Indonesia’s General Election Commission (KPU) is adamant about implementing a rule, starting with the regional elections taking place in 2019, barring individuals who have been convicted of corruption from running for office. What is surprising (to some) is how much resistance the KPU is facing over this seemingly straightforward (and long overdue) rule change, with political parties arguing that such a regulation would constitute a violation of corruption convicts’ human rights.
With tensions high and threats of lawsuits against the KPU over the rule change on the table, Indonesia’s National Commission on Human Rights (Komnas HAM) has stepped in, in its capacity as the country’s arbiter of human rights, to say that barring corruption convicts from running in elections actually isn’t a human rights violation.
Komnas HAM Chairman Ahmad Taufan Damanik argued that political rights fell within a category of rights that could be diminished to address other more pressing rights concerns.

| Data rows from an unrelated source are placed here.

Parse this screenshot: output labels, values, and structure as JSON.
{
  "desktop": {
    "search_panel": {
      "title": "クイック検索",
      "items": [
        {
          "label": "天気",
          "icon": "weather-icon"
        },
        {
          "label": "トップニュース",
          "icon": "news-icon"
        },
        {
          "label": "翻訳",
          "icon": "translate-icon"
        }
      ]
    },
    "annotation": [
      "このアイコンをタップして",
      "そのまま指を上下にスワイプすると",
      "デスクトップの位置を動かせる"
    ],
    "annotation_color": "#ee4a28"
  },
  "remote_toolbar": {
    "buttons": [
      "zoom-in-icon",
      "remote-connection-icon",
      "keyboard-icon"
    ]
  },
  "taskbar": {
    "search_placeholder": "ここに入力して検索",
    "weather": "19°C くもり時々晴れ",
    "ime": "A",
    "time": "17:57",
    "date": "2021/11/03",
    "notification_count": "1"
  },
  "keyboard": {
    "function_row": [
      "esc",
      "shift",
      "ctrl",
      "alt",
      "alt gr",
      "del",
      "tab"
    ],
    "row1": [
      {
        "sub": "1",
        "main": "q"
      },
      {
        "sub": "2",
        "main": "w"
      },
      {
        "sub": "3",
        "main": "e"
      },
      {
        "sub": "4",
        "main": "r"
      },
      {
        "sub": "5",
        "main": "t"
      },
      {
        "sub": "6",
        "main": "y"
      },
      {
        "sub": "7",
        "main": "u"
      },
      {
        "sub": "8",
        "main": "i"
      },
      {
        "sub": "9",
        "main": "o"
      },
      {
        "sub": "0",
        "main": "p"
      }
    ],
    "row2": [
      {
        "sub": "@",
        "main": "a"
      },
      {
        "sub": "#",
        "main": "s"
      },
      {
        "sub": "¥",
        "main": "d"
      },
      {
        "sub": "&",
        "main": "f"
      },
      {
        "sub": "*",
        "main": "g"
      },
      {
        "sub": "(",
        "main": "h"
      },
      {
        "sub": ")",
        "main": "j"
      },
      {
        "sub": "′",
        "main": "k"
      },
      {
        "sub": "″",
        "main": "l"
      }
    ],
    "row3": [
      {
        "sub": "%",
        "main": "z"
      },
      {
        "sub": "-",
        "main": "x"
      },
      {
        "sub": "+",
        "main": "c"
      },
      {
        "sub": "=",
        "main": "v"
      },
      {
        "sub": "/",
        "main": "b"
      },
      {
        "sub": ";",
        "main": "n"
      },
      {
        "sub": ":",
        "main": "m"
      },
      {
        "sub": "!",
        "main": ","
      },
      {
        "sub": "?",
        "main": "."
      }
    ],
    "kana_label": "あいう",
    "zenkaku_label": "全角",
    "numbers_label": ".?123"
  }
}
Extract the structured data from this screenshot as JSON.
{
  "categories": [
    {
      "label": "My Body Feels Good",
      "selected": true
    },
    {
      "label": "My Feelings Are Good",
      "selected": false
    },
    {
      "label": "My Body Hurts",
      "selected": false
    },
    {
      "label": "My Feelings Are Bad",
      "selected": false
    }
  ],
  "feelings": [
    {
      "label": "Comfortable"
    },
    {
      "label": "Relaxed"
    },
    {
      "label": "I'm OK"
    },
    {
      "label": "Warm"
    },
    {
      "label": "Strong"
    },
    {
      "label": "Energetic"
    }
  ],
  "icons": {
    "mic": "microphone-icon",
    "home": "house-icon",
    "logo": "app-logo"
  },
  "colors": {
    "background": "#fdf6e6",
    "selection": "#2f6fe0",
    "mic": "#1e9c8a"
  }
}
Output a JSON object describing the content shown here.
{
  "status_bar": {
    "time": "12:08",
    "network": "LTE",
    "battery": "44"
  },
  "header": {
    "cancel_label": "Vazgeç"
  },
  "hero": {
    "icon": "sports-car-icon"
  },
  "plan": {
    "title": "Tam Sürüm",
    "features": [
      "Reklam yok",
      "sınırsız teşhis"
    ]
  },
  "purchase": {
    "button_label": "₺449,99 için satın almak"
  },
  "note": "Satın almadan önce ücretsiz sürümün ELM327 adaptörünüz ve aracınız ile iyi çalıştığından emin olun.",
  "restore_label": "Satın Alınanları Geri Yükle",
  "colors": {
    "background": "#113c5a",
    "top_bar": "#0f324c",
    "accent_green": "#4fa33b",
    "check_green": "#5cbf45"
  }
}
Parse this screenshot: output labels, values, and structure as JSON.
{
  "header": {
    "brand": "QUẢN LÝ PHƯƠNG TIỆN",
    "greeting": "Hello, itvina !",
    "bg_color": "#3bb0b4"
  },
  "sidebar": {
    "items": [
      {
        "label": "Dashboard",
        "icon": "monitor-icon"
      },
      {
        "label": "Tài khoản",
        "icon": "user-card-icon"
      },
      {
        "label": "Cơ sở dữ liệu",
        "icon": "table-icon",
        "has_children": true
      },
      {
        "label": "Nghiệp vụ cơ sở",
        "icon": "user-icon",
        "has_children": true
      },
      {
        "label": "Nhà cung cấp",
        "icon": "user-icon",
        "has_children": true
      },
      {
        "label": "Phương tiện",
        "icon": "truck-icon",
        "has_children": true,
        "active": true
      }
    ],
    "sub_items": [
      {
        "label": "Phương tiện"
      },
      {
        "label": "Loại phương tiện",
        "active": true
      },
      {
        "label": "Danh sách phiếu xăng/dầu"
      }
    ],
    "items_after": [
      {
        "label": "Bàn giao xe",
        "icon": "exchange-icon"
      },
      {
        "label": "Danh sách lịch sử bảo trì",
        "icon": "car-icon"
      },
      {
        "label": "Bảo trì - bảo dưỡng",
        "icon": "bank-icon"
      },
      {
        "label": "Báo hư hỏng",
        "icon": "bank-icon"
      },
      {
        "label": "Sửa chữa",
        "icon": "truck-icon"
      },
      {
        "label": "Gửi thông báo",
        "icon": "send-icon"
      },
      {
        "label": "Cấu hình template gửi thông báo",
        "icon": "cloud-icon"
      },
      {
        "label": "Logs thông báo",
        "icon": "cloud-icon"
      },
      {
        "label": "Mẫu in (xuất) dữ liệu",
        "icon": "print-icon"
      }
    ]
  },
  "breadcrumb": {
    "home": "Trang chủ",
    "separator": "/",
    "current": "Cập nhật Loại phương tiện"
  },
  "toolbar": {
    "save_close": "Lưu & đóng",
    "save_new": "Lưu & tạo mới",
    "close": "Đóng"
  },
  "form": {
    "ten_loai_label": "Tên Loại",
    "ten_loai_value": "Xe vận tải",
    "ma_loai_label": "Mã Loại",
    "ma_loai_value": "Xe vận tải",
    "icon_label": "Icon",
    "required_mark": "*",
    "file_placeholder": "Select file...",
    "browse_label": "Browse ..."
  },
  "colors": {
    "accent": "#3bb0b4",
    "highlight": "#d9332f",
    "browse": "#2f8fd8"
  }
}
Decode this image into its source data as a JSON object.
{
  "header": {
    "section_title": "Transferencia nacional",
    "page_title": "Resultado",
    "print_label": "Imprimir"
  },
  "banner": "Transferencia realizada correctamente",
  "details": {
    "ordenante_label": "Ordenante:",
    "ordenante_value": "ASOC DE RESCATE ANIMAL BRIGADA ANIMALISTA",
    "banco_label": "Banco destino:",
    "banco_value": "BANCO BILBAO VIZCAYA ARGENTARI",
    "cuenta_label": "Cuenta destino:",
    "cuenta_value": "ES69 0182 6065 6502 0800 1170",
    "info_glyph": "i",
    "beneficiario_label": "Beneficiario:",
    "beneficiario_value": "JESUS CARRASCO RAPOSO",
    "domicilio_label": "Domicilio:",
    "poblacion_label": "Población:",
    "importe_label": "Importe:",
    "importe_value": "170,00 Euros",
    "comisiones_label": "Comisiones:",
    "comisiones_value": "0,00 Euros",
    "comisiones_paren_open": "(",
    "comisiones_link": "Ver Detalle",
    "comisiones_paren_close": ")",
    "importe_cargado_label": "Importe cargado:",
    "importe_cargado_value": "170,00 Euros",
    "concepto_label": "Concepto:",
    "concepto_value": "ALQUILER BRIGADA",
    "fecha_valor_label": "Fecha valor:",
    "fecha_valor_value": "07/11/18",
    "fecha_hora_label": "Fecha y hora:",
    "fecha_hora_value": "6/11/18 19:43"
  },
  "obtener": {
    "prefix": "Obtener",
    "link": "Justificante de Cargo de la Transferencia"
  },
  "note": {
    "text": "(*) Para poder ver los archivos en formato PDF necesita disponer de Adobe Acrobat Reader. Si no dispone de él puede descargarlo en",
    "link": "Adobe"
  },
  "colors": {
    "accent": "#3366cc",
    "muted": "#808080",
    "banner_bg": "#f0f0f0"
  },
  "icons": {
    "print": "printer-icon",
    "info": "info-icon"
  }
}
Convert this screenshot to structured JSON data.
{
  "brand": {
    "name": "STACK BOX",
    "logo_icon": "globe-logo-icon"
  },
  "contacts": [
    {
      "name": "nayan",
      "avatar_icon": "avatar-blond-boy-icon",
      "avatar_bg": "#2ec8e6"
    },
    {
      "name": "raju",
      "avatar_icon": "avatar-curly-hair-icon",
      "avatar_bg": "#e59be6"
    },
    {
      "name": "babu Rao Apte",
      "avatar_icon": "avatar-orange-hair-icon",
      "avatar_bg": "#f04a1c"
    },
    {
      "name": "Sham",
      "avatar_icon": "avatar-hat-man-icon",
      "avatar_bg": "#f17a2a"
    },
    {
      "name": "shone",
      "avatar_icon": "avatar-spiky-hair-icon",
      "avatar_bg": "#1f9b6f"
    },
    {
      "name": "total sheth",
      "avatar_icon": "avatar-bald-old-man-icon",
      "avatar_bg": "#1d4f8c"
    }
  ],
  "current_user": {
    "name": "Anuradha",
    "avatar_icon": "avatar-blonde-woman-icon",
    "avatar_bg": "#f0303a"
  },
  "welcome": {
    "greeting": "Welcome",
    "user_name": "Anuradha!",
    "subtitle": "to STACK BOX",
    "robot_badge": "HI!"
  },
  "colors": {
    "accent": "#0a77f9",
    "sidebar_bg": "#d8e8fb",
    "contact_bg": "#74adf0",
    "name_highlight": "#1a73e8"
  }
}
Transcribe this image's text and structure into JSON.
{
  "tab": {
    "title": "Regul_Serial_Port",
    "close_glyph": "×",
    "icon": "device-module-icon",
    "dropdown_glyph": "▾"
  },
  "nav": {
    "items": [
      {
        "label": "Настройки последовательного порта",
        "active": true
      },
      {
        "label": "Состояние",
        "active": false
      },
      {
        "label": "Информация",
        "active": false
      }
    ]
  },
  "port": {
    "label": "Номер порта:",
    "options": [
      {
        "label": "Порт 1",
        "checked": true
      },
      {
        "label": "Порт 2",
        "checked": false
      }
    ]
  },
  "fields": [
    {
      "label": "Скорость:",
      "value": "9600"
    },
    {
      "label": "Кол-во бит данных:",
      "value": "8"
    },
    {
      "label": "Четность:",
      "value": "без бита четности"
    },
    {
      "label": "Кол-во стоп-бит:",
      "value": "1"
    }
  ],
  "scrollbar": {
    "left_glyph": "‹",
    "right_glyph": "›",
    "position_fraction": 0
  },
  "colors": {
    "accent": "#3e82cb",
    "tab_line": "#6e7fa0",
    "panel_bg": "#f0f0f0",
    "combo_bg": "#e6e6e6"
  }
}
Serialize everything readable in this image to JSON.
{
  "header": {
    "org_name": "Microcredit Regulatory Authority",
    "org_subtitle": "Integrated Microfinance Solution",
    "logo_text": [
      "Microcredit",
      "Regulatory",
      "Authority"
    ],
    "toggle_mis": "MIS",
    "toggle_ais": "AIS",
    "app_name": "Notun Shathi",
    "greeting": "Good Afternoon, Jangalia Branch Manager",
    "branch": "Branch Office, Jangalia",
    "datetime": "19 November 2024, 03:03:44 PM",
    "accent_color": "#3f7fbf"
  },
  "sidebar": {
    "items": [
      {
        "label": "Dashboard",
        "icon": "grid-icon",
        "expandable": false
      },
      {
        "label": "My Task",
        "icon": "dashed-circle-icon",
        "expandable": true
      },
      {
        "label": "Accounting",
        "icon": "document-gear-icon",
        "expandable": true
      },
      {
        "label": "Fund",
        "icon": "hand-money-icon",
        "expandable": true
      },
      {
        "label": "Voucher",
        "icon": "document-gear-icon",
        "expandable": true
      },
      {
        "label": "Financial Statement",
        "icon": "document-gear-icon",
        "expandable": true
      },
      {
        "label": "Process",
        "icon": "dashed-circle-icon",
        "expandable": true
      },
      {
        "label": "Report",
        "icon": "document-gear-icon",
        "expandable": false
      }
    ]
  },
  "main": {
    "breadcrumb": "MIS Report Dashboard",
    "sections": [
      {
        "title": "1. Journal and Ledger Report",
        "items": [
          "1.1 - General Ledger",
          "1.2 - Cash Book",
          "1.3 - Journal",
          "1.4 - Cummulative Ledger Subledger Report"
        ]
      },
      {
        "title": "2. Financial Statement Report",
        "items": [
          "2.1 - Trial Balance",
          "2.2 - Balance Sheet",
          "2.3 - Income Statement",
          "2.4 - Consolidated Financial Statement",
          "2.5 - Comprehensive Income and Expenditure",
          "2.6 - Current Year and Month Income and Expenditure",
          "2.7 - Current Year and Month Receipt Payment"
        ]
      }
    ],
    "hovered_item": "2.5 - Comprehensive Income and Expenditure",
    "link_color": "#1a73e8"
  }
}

“In principle, it is not prohibited to reduce one’s political rights because political rights are not absolute human rights,” Taufan said at the Parliament Complex in Jakarta yesterday as quoted by Kompas.
Taufan said that the KPU was concerned with upholding the best interests of the Indonesian people to have elections filled with qualified candidates and run with integrity, something that outweighs the political rights of those who have been proven by law to have stolen money from the state and the people.
However, Taufan did say that the KPU should further discuss the rule change with political parties and the government so that they could reach an understanding to prevent further conflict.
Previously, the KPU said it would go ahead with plans to implement the new regulation, despite the opposition, with KPU Commissioner Wahyu Setiawan said they’d rather pass the regulation and see it get challenged in court then not implement it at all.